1. Setting up your Rust scraper
Add these dependencies to your Cargo.toml:
[dependencies]
reqwest = { version = "0.12", features = ["json"] }
scraper = "0.20"
tokio = { version = "1", features = ["full"] }
serde = { version = "1", features = ["derive"] }
serde_json = "1"Here is a complete scraper that extracts book titles and prices:
use reqwest;
use scraper::{Html, Selector};
#[tokio::main]
async fn main() -> Result<(), Box<dyn std::error::Error>> {
let client = reqwest::Client::builder()
.user_agent("Mozilla/5.0 (compatible; MyBot/1.0)")
.build()?;
let body = client
.get("https://books.toscrape.com/")
.send()
.await?
.text()
.await?;
let document = Html::parse_document(&body);
let book_sel = Selector::parse("article.product_pod").unwrap();
let title_sel = Selector::parse("h3 a").unwrap();
let price_sel = Selector::parse(".price_color").unwrap();
for book in document.select(&book_sel) {
let title = book
.select(&title_sel)
.next()
.and_then(|el| el.value().attr("title"))
.unwrap_or("N/A");
let price = book
.select(&price_sel)
.next()
.map(|el| el.text().collect::<String>())
.unwrap_or_default();
println!("{}: {}", title, price.trim());
}
Ok(())
}The scraper crate uses the same CSS selectors you know from front-end development. select() returns an iterator over all matches, and you chain .next() for the first match.

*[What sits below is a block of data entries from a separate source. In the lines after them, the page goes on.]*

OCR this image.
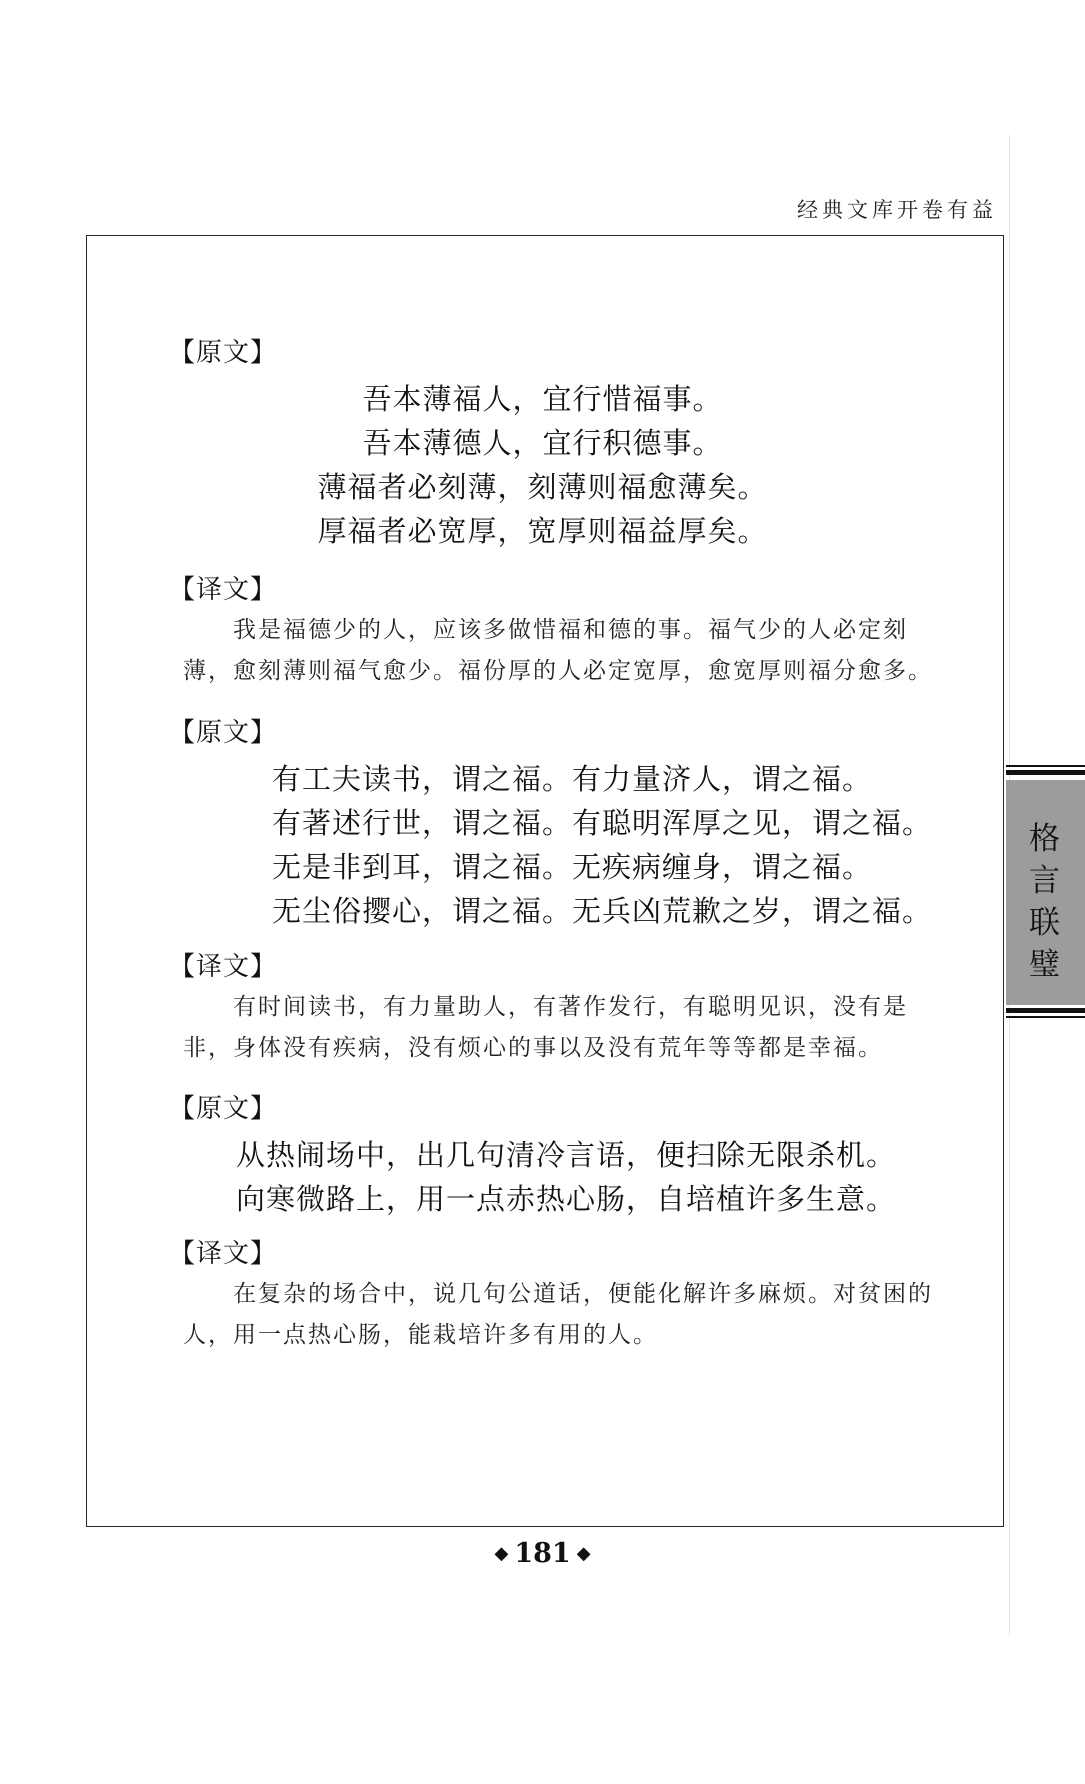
经典文库开卷有益
【原文】
吾本薄福人，宜行惜福事。
吾本薄德人，宜行积德事。
薄福者必刻薄，刻薄则福愈薄矣。
厚福者必宽厚，宽厚则福益厚矣。
【译文】
我是福德少的人，应该多做惜福和德的事。福气少的人必定刻薄，愈刻薄则福气愈少。福份厚的人必定宽厚，愈宽厚则福分愈多。
【原文】
有工夫读书，谓之福。有力量济人，谓之福。
有著述行世，谓之福。有聪明浑厚之见，谓之福。
无是非到耳，谓之福。无疾病缠身，谓之福。
无尘俗撄心，谓之福。无兵凶荒歉之岁，谓之福。
【译文】
有时间读书，有力量助人，有著作发行，有聪明见识，没有是非，身体没有疾病，没有烦心的事以及没有荒年等等都是幸福。
【原文】
从热闹场中，出几句清冷言语，便扫除无限杀机。
向寒微路上，用一点赤热心肠，自培植许多生意。
【译文】
在复杂的场合中，说几句公道话，便能化解许多麻烦。对贫困的人，用一点热心肠，能栽培许多有用的人。
格
言
联
璧
◆ 181 ◆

2. Async concurrent scraping
Rust's async runtime lets you scrape hundreds of pages concurrently on a single thread. Use JoinSet to manage concurrent tasks:
use reqwest::Client;
use scraper::{Html, Selector};
use tokio::task::JoinSet;
#[tokio::main]
async fn main() -> Result<(), Box<dyn std::error::Error>> {
let client = Client::builder()
.user_agent("Mozilla/5.0 (Windows NT 10.0; Win64; x64)")
.build()?;
let urls: Vec<String> = (1..=20)
.map(|i| format!("https://example.com/page/{}", i))
.collect();
let mut set = JoinSet::new();
for url in urls {
let client = client.clone();
set.spawn(async move {
let resp = client.get(&url).send().await?;
let body = resp.text().await?;
let doc = Html::parse_document(&body);
// ... extract data
Ok::<_, reqwest::Error>((url, doc.html().len()))
});
}
while let Some(result) = set.join_next().await {
match result? {
Ok((url, size)) => println!("{}: {} bytes", url, size),
Err(e) => eprintln!("Error: {}", e),
}
}
Ok(())
}Pro tip
Use a semaphore (tokio::sync::Semaphore) to cap concurrency at 10-20 requests. This prevents overwhelming target servers and avoids IP bans.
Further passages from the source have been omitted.